8. The West Highland White Terrier’s Coat Color Is a Safety Feature

West Highland White Terriers are exactly what they sound like, which is to say, dogs with white coats. There are some members of the breed that have a light wheaten coat. However, those are very much the exceptions rather than the rule. Supposedly, the West Highland White Terrier’s coat color was meant to be a safety feature. As the story goes, a Colonel Edward Donald Malcolm was hunting with Cairn Terriers when he accidentally shot his favorite dog after he mistook it for either a fox or a rabbit. Thanks to this, he started breeding white terriers with other white terriers, thus contributing to the creation of a breed whose coat color would always stand out even when obscured by foliage.

9. The West Highland White Terrier Can Be Wide-Ranging in Temperament

The West Highland White Terrier can be wide-ranging in temperament. Sometimes, they are very friendly. Other times, they have a preference for solitude. Regardless, West Highland White Terriers have certain characteristics that make it important for them to receive training from an early age. For example, they can be stubborn.

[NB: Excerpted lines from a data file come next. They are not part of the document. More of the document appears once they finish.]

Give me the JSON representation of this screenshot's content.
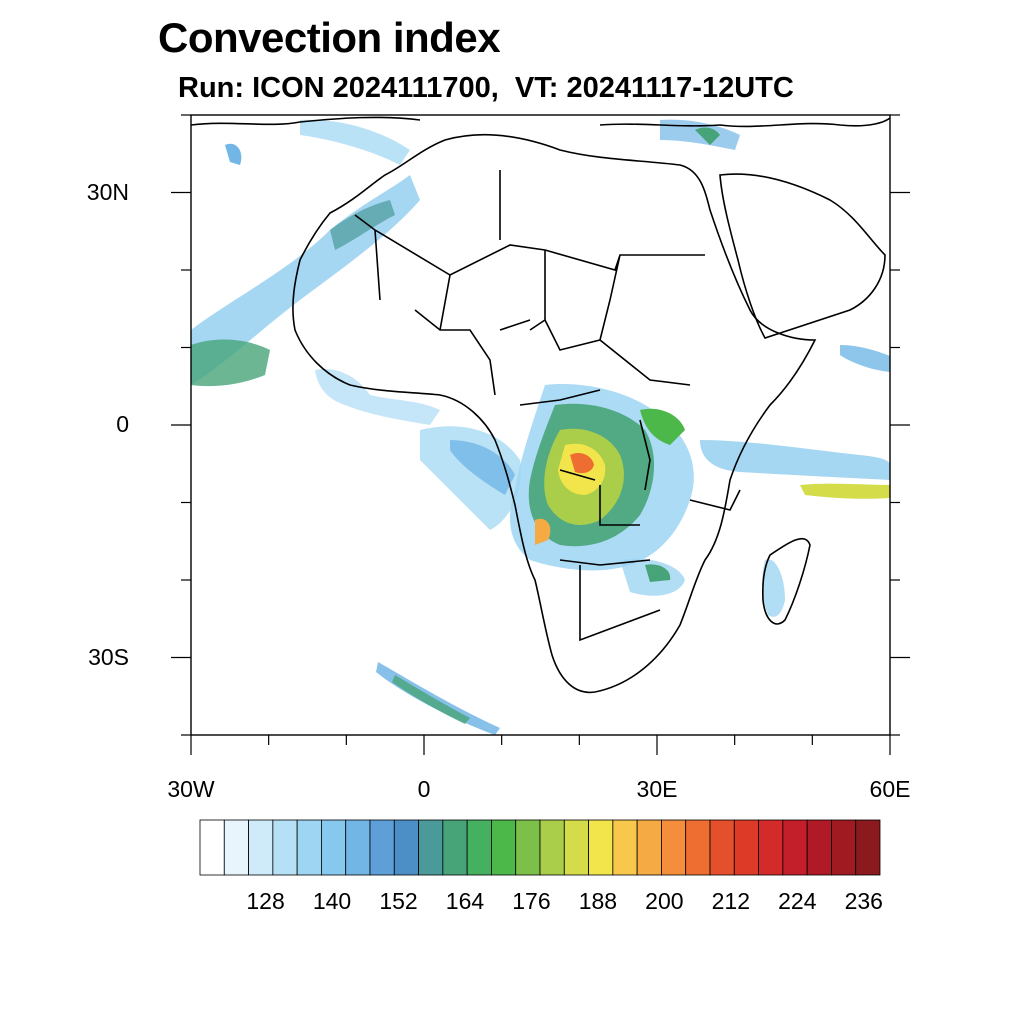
{
  "title": "Convection index",
  "subtitle": "Run: ICON 2024111700,  VT: 20241117-12UTC",
  "map": {
    "lon_range": [
      -30,
      60
    ],
    "lat_range": [
      -40,
      40
    ],
    "lat_ticks": [
      {
        "lat": 30,
        "label": "30N"
      },
      {
        "lat": 0,
        "label": "0"
      },
      {
        "lat": -30,
        "label": "30S"
      }
    ],
    "lon_ticks": [
      {
        "lon": -30,
        "label": "30W"
      },
      {
        "lon": 0,
        "label": "0"
      },
      {
        "lon": 30,
        "label": "30E"
      },
      {
        "lon": 60,
        "label": "60E"
      }
    ]
  },
  "colorbar": {
    "colors": [
      "#ffffff",
      "#e8f5fc",
      "#cfeaf8",
      "#b6e0f6",
      "#9dd5f3",
      "#87c8ee",
      "#72b6e6",
      "#5e9fd8",
      "#4c8fc6",
      "#4a9a9a",
      "#47a478",
      "#45b060",
      "#4db84a",
      "#7cc04a",
      "#aace4a",
      "#d4dc4a",
      "#f2e54c",
      "#f8c84c",
      "#f6aa44",
      "#f48e3c",
      "#ee6e32",
      "#e5502c",
      "#dd3a28",
      "#d42a2a",
      "#c21f2a",
      "#b01a26",
      "#a01a22",
      "#8a1a1e"
    ],
    "labels": [
      "128",
      "140",
      "152",
      "164",
      "176",
      "188",
      "200",
      "212",
      "224",
      "236"
    ]
  }
}
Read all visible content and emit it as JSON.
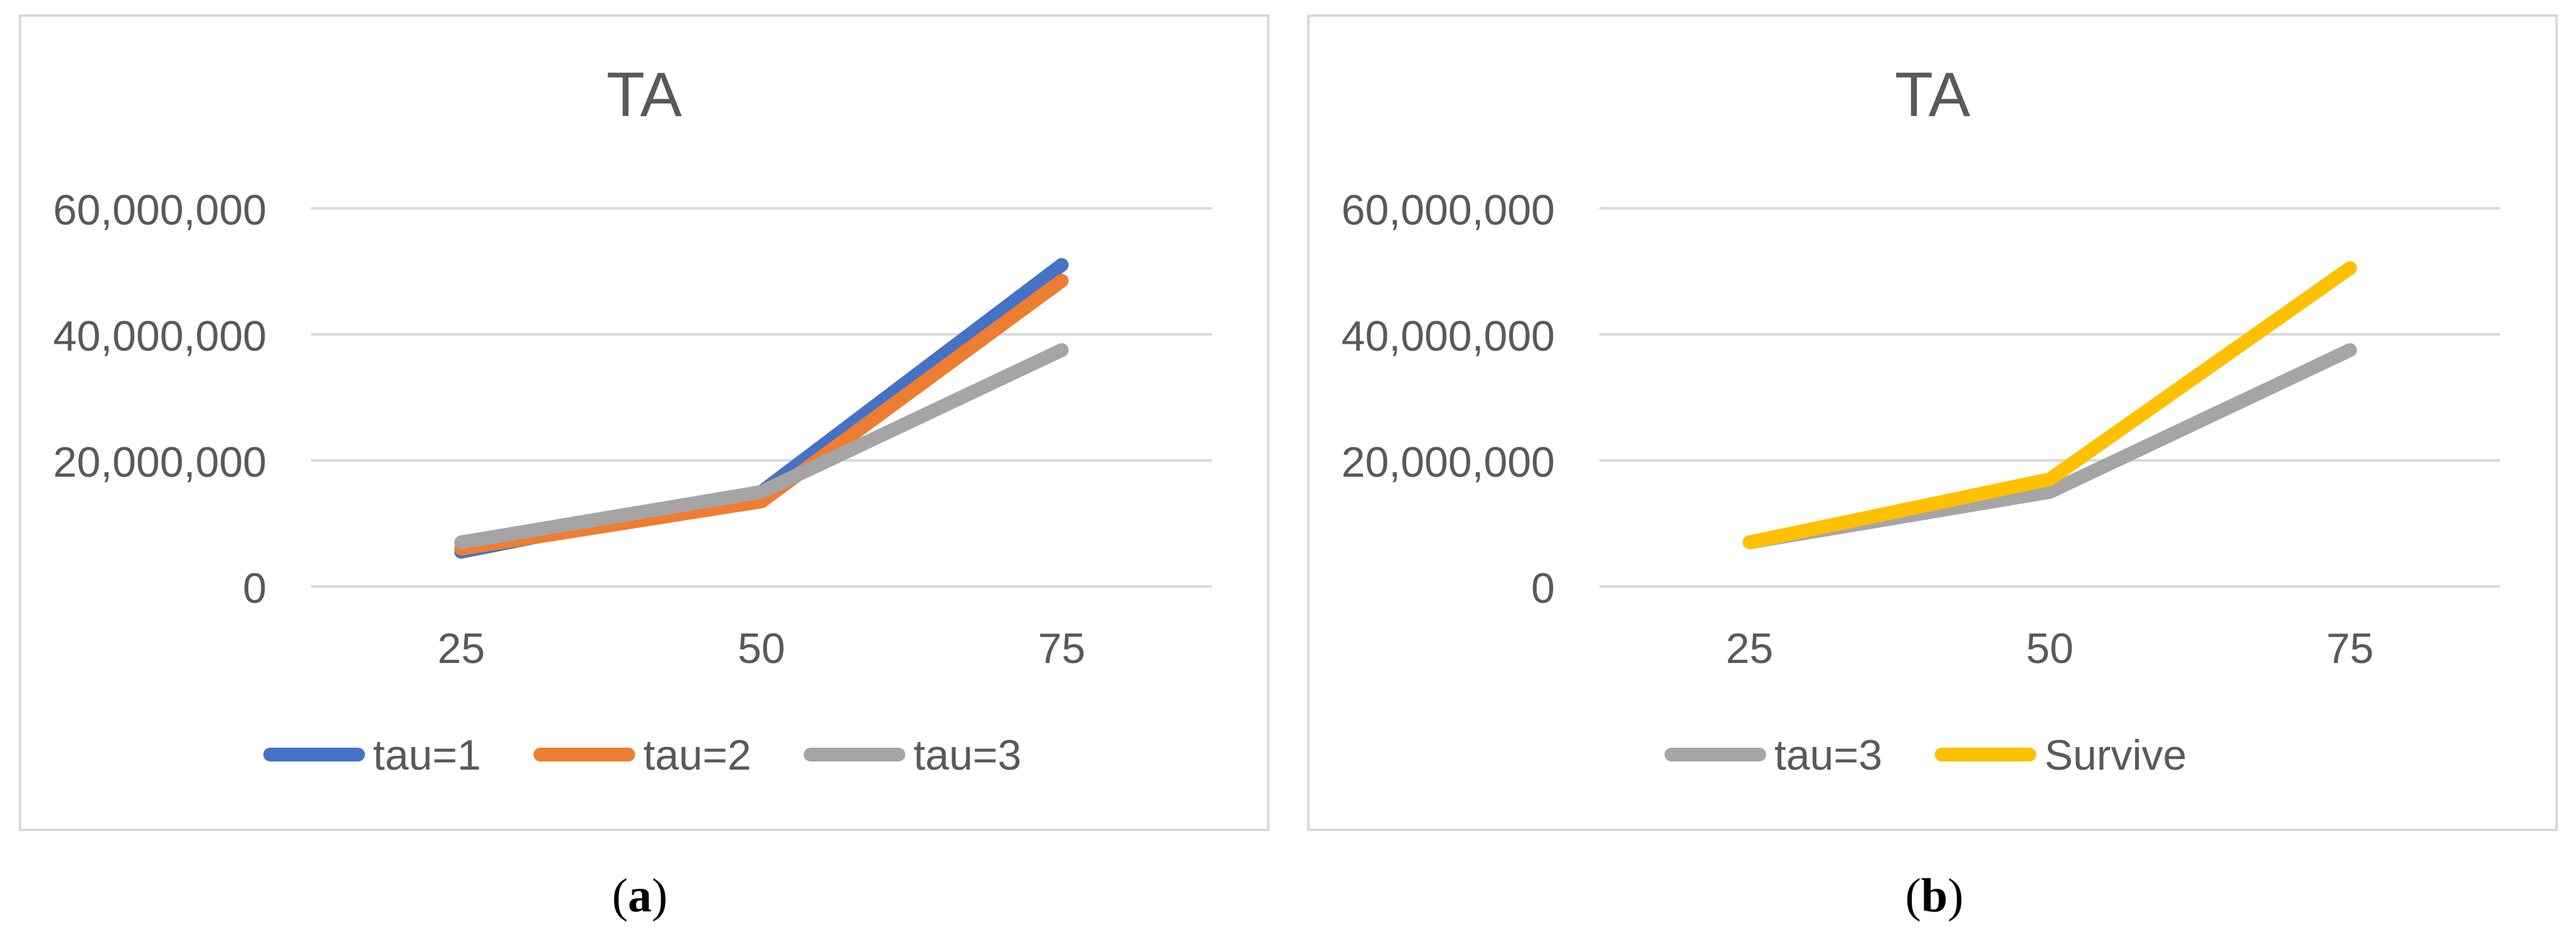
{
  "chart_data": [
    {
      "type": "line",
      "panel": "a",
      "title": "TA",
      "categories": [
        "25",
        "50",
        "75"
      ],
      "y_ticks": [
        "60,000,000",
        "40,000,000",
        "20,000,000",
        "0"
      ],
      "ylim": [
        0,
        60000000
      ],
      "grid": true,
      "legend_position": "bottom",
      "series": [
        {
          "name": "tau=1",
          "color": "#4472C4",
          "values": [
            5500000,
            15000000,
            51000000
          ]
        },
        {
          "name": "tau=2",
          "color": "#ED7D31",
          "values": [
            6000000,
            13500000,
            48500000
          ]
        },
        {
          "name": "tau=3",
          "color": "#A5A5A5",
          "values": [
            7000000,
            15000000,
            37500000
          ]
        }
      ]
    },
    {
      "type": "line",
      "panel": "b",
      "title": "TA",
      "categories": [
        "25",
        "50",
        "75"
      ],
      "y_ticks": [
        "60,000,000",
        "40,000,000",
        "20,000,000",
        "0"
      ],
      "ylim": [
        0,
        60000000
      ],
      "grid": true,
      "legend_position": "bottom",
      "series": [
        {
          "name": "tau=3",
          "color": "#A5A5A5",
          "values": [
            7000000,
            15000000,
            37500000
          ]
        },
        {
          "name": "Survive",
          "color": "#FFC000",
          "values": [
            7000000,
            17000000,
            50500000
          ]
        }
      ]
    }
  ],
  "captions": [
    {
      "open": "(",
      "letter": "a",
      "close": ")"
    },
    {
      "open": "(",
      "letter": "b",
      "close": ")"
    }
  ]
}
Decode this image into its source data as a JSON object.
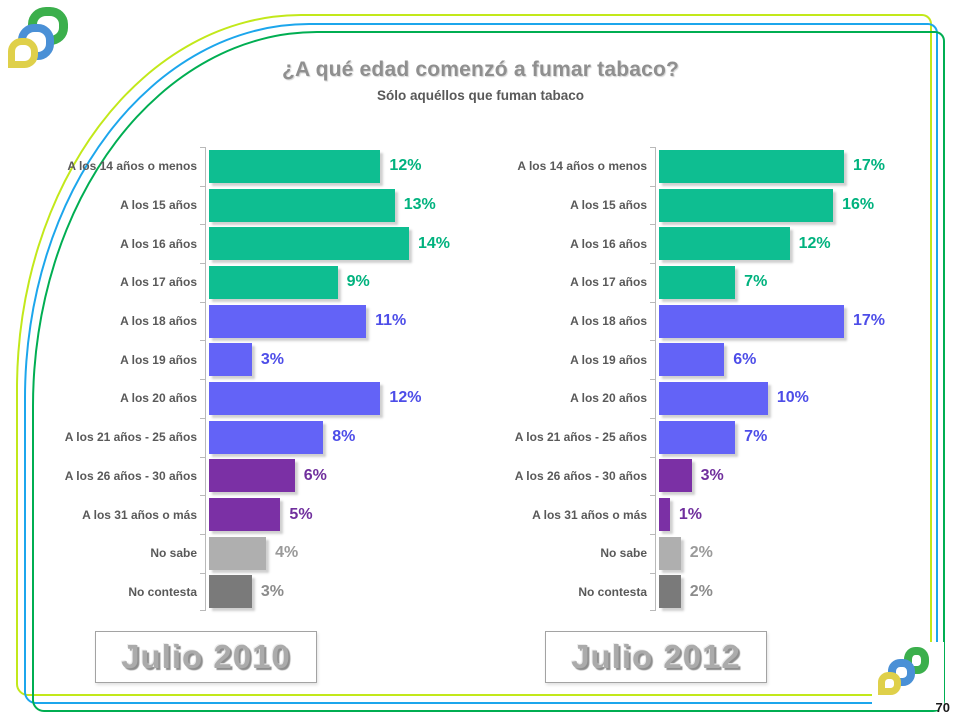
{
  "page_number": "70",
  "header": {
    "title": "¿A qué edad comenzó a fumar tabaco?",
    "subtitle": "Sólo aquéllos que fuman tabaco"
  },
  "frame_colors": [
    "#C2E81A",
    "#1CA6EC",
    "#00AE52"
  ],
  "logo": {
    "name": "three-leaf-logo",
    "colors": [
      "#3BAF4C",
      "#4A90D6",
      "#DFD04A"
    ]
  },
  "colors": {
    "green": {
      "bar": "#0EBE91",
      "text": "#00B27E"
    },
    "blue": {
      "bar": "#6363F7",
      "text": "#4D4DE8"
    },
    "purple": {
      "bar": "#7B30A5",
      "text": "#702F9D"
    },
    "gray_light": {
      "bar": "#AFAFAF",
      "text": "#9A9A9A"
    },
    "gray_dark": {
      "bar": "#7A7A7A",
      "text": "#8C8C8C"
    }
  },
  "chart_data": [
    {
      "type": "bar",
      "orientation": "horizontal",
      "title": "Julio 2010",
      "unit": "%",
      "xlim": [
        0,
        14
      ],
      "categories": [
        "A los 14 años o menos",
        "A los 15 años",
        "A los 16 años",
        "A los 17 años",
        "A los 18 años",
        "A los 19 años",
        "A los 20 años",
        "A los 21 años - 25 años",
        "A los 26 años - 30 años",
        "A los 31 años o más",
        "No sabe",
        "No contesta"
      ],
      "values": [
        12,
        13,
        14,
        9,
        11,
        3,
        12,
        8,
        6,
        5,
        4,
        3
      ],
      "color_keys": [
        "green",
        "green",
        "green",
        "green",
        "blue",
        "blue",
        "blue",
        "blue",
        "purple",
        "purple",
        "gray_light",
        "gray_dark"
      ]
    },
    {
      "type": "bar",
      "orientation": "horizontal",
      "title": "Julio 2012",
      "unit": "%",
      "xlim": [
        0,
        17
      ],
      "categories": [
        "A los 14 años o menos",
        "A los 15 años",
        "A los 16 años",
        "A los 17 años",
        "A los 18 años",
        "A los 19 años",
        "A los 20 años",
        "A los 21 años - 25 años",
        "A los 26 años - 30 años",
        "A los 31 años o más",
        "No sabe",
        "No contesta"
      ],
      "values": [
        17,
        16,
        12,
        7,
        17,
        6,
        10,
        7,
        3,
        1,
        2,
        2
      ],
      "color_keys": [
        "green",
        "green",
        "green",
        "green",
        "blue",
        "blue",
        "blue",
        "blue",
        "purple",
        "purple",
        "gray_light",
        "gray_dark"
      ]
    }
  ]
}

Similarly, they can be possessive of their food as well as their toys.

10. Chesties Are Often Vocal

Speaking of which, Chesties are often vocals because of their ancestors. It is common for them to bark when they see other dogs as well as other animals. Moreover, it isn’t uncommon for Chesties to chase other animals in spite of their small size. Due to this, people should start training and socializing their Chesties sooner rather than later, which should enable them to minimize the chances for these tendencies to become serious problems.